Perhaps the best way to visualize this challenge is to picture the musculoskeletal system, showing red and white tissue. The red represents the muscles that play a significant role in explosive activity and common injury strains. In contrast, the white represents more connective tissues (ligaments & bones). Red is often best stimulated by faster movements of lower volumes, while white responds more to lower intensities at higher volumes, like walking.
Perhaps the best example is a recent individual case study who suffered some pain in the upper back area, a new area of injury and pain, and something unrelated to a specific event. Upon further investigation, we checked that individual’s phone and saw a drop from an average of 6,000 steps a day pre-COVID to 600 steps now. The athlete trains HARD at practice/training, but then the rest of the day is spent sitting or lying down.
The body, our (white) connective tissue, needs the low-intensity, high-volume stimulus of walking!

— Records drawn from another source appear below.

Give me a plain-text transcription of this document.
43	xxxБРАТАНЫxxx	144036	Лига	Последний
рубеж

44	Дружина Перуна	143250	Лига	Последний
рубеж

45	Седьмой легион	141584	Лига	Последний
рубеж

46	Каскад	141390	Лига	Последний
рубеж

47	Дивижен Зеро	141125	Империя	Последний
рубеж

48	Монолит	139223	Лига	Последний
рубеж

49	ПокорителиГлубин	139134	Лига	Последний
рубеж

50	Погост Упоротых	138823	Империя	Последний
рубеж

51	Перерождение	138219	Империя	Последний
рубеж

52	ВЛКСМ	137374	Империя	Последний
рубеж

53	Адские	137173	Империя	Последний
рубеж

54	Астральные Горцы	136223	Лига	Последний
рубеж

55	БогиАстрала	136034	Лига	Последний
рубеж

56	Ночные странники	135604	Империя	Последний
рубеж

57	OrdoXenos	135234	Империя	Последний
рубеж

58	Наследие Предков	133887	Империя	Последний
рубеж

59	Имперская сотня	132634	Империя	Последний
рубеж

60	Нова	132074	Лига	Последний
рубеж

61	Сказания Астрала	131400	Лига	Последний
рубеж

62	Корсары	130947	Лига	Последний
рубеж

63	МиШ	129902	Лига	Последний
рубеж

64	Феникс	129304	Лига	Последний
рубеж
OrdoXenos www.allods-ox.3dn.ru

So while there are low-cost solutions of measuring activity like a smartphone, like any health situation, we need to align this prescription (the cause) with the diagnostic (the effect). So “readiness” and “load monitoring” must also be focused on this static or postural screening. The best opportunity for such static monitoring is through a single leg balance assessment, particularly leveraging a very sensitive device like a force plate that provides a granular collection of such postural status and the anticipatory adjustments required to maintain a stable upright position.
Sparta has been collecting balance scans for over five years now from all populations (male/female, young/old, healthy/injured), alongside key events like injuries, to provide the accurate thresholds of when interventions are required to limit poor outcomes and also which specific interventions are the most efficient to improve musculoskeletal health.
As practitioners and leaders of individuals’ movement health and subsequent musculoskeletal injury risk, we must seriously consider and prioritize static monitoring in our workflows, even over dynamic metrics.